Conceptually very similar to the original GRACE mission (2002 – 2017), GRACE-FO consists of two identical satellites flying in formation around Earth at an initial altitude of approximately 490 kilometers and a nominal separation distance of 220+/-50 kilometers. Instruments on board the satellites precisely measure changes in the distance between them due to orbital perturbations caused by geographical and temporal variations in Earth's gravity field.
GRACE-FO will expand GRACE's legacy of scientific achievements.

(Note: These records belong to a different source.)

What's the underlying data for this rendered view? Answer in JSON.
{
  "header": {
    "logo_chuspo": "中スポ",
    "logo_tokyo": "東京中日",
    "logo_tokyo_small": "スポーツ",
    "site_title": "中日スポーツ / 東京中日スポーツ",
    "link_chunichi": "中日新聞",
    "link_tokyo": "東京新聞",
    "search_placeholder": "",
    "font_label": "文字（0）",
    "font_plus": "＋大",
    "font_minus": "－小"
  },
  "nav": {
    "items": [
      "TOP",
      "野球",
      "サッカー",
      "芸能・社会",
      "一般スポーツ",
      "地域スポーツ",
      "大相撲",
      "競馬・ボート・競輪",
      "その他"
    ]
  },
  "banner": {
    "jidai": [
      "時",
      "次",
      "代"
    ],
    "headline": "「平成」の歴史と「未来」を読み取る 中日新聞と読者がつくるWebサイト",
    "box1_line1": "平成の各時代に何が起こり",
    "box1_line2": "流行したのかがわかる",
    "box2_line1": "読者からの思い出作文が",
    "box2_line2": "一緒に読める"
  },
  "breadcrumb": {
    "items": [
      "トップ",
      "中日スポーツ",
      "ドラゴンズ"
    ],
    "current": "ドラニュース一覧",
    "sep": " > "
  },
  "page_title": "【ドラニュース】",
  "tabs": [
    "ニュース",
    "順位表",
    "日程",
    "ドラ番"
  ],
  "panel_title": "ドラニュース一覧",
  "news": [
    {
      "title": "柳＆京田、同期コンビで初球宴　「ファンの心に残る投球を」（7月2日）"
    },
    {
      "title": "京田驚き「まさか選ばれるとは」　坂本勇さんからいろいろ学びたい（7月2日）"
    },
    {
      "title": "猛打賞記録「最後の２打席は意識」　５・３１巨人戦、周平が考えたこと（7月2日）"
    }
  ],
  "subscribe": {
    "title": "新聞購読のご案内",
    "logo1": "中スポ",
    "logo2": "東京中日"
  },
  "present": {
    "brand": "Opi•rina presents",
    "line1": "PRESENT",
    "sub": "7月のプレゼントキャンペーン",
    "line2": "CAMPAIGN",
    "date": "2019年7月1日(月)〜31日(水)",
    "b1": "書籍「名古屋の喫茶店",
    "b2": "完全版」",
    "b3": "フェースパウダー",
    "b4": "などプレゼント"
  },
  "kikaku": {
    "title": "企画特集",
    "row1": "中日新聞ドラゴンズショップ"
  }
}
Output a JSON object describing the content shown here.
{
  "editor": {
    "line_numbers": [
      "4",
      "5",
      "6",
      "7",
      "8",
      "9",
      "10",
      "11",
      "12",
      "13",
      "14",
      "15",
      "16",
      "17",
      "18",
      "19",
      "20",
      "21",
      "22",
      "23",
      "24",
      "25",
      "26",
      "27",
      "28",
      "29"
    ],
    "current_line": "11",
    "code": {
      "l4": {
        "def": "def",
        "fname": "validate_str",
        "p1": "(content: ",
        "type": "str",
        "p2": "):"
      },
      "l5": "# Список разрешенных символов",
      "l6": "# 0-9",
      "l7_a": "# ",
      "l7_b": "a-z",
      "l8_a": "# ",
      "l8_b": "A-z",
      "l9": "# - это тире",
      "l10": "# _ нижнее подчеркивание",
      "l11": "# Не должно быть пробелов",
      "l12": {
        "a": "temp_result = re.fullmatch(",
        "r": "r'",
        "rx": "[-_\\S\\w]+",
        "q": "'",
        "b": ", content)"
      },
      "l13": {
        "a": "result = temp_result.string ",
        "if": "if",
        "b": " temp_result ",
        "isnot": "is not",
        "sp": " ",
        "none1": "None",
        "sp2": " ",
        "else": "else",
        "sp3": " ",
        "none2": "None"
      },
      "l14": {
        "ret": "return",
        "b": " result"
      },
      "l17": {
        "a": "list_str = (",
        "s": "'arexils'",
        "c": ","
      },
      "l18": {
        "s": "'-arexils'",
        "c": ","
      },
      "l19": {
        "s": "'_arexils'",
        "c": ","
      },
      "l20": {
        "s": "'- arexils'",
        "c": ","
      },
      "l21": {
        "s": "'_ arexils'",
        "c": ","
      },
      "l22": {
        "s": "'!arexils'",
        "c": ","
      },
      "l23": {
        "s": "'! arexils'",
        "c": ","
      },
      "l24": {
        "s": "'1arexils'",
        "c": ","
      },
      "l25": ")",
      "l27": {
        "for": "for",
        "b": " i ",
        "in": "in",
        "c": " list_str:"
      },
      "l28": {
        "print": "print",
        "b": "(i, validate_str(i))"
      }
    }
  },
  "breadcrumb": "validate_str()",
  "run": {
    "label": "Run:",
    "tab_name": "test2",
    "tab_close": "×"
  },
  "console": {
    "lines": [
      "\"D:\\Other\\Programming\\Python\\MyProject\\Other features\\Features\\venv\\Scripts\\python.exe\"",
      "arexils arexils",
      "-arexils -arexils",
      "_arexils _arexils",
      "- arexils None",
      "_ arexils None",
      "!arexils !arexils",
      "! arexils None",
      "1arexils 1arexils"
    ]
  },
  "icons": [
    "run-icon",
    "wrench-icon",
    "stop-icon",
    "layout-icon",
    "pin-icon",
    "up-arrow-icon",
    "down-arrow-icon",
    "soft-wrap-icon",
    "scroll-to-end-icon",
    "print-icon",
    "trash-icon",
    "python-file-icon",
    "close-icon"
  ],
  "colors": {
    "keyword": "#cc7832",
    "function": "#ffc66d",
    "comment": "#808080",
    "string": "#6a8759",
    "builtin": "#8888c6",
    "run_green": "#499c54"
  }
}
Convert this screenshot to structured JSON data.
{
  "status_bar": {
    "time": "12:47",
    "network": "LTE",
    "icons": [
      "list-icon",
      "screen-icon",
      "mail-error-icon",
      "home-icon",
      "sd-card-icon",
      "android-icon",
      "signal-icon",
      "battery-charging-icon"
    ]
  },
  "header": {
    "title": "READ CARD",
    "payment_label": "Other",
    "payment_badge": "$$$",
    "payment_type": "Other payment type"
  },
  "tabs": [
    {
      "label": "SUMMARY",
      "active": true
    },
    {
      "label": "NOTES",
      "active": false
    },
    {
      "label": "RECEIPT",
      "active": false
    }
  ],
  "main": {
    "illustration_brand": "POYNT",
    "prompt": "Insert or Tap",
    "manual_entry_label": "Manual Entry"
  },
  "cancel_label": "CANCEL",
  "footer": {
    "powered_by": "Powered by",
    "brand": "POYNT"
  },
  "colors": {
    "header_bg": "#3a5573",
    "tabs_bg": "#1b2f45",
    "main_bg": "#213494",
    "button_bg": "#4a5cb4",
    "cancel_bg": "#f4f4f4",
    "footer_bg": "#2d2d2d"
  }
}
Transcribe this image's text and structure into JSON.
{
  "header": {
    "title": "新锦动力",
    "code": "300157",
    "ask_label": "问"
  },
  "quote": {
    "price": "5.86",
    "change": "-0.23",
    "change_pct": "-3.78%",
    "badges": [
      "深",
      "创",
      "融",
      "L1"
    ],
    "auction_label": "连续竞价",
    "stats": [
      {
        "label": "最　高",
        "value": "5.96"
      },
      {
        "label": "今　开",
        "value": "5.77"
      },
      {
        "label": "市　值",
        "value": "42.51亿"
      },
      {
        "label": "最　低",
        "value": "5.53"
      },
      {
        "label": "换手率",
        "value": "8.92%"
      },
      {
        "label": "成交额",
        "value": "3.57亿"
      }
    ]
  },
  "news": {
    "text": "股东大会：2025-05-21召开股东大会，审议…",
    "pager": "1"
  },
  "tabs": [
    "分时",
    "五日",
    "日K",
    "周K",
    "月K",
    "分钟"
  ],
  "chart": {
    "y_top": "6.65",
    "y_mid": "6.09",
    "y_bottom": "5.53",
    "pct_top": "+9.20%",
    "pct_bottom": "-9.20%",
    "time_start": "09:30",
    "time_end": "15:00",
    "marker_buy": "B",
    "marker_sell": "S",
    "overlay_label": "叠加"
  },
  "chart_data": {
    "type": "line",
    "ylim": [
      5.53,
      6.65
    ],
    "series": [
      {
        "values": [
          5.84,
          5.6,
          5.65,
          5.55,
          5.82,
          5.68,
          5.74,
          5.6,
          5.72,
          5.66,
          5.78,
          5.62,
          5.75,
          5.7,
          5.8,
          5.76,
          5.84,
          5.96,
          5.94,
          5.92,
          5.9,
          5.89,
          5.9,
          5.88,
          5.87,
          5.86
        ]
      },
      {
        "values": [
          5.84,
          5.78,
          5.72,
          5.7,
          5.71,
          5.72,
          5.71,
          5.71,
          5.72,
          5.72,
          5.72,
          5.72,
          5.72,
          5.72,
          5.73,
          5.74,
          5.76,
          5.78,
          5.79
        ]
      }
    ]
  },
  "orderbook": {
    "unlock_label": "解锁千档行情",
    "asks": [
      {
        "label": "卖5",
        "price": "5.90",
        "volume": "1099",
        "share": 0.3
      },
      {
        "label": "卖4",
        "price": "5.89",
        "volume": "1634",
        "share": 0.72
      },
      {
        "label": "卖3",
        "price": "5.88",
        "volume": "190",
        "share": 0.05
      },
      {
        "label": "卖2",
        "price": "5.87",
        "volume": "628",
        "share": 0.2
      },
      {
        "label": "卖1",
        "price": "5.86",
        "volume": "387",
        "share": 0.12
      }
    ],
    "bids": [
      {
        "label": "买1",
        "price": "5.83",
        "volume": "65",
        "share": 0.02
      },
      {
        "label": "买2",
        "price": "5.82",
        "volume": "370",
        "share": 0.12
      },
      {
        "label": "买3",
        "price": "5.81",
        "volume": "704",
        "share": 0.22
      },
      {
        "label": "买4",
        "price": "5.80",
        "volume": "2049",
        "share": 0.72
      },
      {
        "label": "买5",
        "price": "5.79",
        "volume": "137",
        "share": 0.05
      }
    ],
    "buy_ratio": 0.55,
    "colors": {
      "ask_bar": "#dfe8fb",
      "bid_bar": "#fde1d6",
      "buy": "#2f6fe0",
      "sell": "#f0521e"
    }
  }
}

These include tracking mass changes in Earth's polar ice sheets and mountain glaciers (which impacts global sea level); estimating total water storage on land (from groundwater changes in deep aquifers to changes in soil moisture and surface water); inferring changes in deep ocean currents, a driving force in climate; and even measuring changes within the solid Earth itself, such as postglacial rebound and the impact of major earthquakes.
GRACE-FO mission datasets are archived and distributed by the PO.DAAC. The datasets are described and discoverable via the PO.DAAC dataset information pages. The dataset information pages also provide access to the technical documentation, GRACE-FO Level-2 User Handbook, and guidance on how to cite the data.